Suratan
Abimanyu dan Anggito
Rohman
Budijanto ; Wartawan Jawa Pos
|
JAWA
POS, 31 Mei 2014
KETIKA
persaingan di pilpres kian hangat dan politisi mulai menyebut perhelatan itu mirip
Baratayuda, ada kabar menyeruak: Anggito Abimanyu mengundurkan diri dari
posisi Dirjen. Mengejutkan. Ini bak kisah Abimanyu gugur di medan
Kurukshetra, palagan Baratayuda. Dan, bukan sekali Anggito mengalami situasi
seperti Abimanyu.
Banyak
yang masih ingat ketika Anggito Abimanyu sudah dinyatakan sebagai wakil
menteri keuangan, kemudian batal dilantik. Padahal, dia sudah mengurus
kepangkatannya sebagai pegawai negeri sipil untuk penyesuaian jabatan Wamen.
Dia pun lalu mundur dari jabatan kepala Badan Kebijakan Fiskal (BKF)
Kementerian Keuangan. Seperti Abimanyu, Anggito mulus masuk ke Kemenkeu, tapi
tidak keluar dalam keadaan mulus.
Kemudian,
dia ”masuk” lagi, menerima jabatan sebagai Dirjen Penyelenggaraan Haji dan
Umrah Kementerian Agama. Tak heran kalau ada yang menafsirkan jabatan itu
sebagai pelipur lara batalnya Anggito jadi Wamenkeu. Pengangkatan Anggito
sebagai Dirjen tersebut juga memberikan banyak harapan. Pengurusan haji, tamu
Allah, selama ini masih dikepung aneka penyelewengan. Perbaikan layak
diharapkan. Dia bisa tandem dengan Inspektur Jenderal Kemenag M. Jasin,
mantan pimpinan KPK.
Di sela
kesibukannya sebagai Dirjen, Anggito dipersoalkan karena dituduh plagiat.

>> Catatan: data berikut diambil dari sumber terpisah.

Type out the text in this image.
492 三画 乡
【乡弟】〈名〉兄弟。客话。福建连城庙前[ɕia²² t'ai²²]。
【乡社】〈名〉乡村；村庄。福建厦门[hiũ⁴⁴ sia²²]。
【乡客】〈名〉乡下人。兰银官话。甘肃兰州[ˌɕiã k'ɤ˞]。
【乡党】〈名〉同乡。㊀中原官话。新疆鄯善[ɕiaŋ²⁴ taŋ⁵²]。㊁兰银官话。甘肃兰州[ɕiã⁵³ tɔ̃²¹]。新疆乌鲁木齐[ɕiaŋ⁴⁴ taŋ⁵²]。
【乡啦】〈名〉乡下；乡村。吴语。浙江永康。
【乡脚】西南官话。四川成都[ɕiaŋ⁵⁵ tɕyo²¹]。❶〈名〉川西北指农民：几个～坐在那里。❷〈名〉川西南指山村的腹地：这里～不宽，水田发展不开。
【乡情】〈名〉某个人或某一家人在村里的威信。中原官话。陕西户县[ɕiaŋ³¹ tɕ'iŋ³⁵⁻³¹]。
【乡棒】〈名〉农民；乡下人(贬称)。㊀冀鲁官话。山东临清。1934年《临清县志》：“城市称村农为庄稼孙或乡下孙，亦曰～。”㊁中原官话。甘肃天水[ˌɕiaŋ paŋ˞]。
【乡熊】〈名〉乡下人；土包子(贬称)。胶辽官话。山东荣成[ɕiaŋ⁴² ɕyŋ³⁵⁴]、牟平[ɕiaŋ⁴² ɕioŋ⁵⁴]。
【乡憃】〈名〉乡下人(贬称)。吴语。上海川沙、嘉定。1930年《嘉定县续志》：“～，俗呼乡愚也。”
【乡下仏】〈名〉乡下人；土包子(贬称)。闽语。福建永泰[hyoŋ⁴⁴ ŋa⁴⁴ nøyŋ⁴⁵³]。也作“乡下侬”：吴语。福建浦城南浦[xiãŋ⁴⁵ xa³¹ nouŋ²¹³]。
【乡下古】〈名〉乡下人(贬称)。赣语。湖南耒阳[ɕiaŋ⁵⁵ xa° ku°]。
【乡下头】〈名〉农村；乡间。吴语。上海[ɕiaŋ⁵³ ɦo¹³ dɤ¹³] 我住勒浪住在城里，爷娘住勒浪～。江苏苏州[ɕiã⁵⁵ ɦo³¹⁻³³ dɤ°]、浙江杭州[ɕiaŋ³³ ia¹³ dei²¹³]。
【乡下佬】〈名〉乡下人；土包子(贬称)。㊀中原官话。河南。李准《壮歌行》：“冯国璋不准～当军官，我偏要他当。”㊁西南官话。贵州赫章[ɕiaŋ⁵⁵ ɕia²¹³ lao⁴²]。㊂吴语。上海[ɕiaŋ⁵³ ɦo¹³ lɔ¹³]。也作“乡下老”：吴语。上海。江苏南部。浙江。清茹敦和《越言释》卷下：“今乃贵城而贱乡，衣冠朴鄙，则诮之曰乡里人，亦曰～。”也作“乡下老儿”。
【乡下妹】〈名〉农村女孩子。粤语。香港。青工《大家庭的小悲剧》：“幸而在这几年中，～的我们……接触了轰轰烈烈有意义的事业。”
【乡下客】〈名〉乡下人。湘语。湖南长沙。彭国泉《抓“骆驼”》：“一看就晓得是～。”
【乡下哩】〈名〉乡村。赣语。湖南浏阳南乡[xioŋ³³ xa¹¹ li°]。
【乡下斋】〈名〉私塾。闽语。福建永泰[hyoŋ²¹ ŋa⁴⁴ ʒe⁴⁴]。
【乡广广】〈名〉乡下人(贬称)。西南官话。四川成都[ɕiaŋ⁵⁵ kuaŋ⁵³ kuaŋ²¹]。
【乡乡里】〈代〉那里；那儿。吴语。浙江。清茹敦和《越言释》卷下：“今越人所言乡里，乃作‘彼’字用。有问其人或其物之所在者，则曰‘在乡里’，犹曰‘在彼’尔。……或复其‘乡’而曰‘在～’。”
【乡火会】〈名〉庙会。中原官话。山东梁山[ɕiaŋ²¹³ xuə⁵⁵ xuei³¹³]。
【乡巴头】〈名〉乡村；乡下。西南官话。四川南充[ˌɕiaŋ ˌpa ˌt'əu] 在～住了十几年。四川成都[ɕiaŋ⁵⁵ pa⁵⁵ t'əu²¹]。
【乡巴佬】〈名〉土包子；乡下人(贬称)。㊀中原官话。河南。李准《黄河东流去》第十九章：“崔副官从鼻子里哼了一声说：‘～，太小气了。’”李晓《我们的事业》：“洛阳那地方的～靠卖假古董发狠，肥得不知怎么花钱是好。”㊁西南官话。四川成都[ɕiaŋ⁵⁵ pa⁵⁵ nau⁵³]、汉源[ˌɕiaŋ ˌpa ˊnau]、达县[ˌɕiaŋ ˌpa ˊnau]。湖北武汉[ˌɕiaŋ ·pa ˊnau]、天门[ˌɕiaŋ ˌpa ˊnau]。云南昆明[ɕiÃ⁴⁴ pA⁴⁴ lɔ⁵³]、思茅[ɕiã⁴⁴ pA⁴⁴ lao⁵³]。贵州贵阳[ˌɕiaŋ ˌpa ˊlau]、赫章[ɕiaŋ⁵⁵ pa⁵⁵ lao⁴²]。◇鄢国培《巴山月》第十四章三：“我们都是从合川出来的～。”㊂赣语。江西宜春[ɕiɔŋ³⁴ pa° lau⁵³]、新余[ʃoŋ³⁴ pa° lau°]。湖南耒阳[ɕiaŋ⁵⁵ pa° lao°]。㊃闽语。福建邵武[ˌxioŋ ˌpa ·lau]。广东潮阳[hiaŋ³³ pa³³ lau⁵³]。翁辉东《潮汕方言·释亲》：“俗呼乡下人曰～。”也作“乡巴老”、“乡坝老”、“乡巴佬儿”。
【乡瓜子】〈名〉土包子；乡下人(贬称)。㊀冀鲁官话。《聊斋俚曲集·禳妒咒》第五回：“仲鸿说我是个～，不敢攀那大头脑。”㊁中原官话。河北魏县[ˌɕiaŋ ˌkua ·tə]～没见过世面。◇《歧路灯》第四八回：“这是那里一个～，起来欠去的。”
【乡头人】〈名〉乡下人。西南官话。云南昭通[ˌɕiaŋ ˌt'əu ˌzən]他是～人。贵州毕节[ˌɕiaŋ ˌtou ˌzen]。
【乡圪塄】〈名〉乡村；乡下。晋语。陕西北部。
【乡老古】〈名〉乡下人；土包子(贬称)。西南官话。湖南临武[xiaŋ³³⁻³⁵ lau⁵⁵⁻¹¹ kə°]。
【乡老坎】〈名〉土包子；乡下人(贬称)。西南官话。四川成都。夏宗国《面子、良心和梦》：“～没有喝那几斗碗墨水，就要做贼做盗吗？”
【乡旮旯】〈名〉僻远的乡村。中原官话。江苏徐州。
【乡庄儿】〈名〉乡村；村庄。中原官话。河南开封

Tulisannya soal Gagasan Asuransi Bencana di Kompas dianggap menjiplak tulisan
orang lain. Tanpa bantahan berlarut-larut, Anggito memilih mundur dari
Universitas Gadjah Mada, tempatnya sebagai dosen FE. Lagi-lagi Anggito bisa
masuk dengan mulus ke UGM, keluar dalam keadaan cedera citra.
Dalam
pengunduran diri sebagai direktur jenderal kali ini, Anggito masih menuai
pujian. Dia dianggap kesatria. Ketika bosnya, Menteri Agama Suryadharma Ali
jadi tersangka KPK dan nama Anggito mulai terciprat tuduhan, dia memilih
mundur. Bagaimanapun, ini sebuah tragedi. Akademikus cum pejabat yang
sosoknya langsing mirip kesatria serta tak pernah dikenal hidup semrawut
tiba-tiba, sekali lagi, keluar dari tempatnya ”berperang” dalam keadaan tidak
”utuh”.
Kesatria
Pandawa, Abimanyu, di medan Kurukshetra, mengalami nasib serupa. Alkisah,
dalam Mahabharata, semasa di kandungan Abimanyu mendengar ibunya, Subadra,
menyimak cerita Kresna tentang menghancurkan formasi-kepungan-maut-melingkar
dalam perang bernama Cakrawyuha. Saat cerita menginjak bagian keluar dari
formasi maut itu, sang ibu tertidur. Kresna berhenti bercerita. Si bayi
supercerdas itu tak bisa menerima pelajaran tersebut dengan utuh.
Itu
menjadi suratan bagi Abimanyu. Di keriuhan perang Baratayuda, Pandawa
menerima tantangan Kurawa untuk menembus Cakrawyuha para tentara Kurawa.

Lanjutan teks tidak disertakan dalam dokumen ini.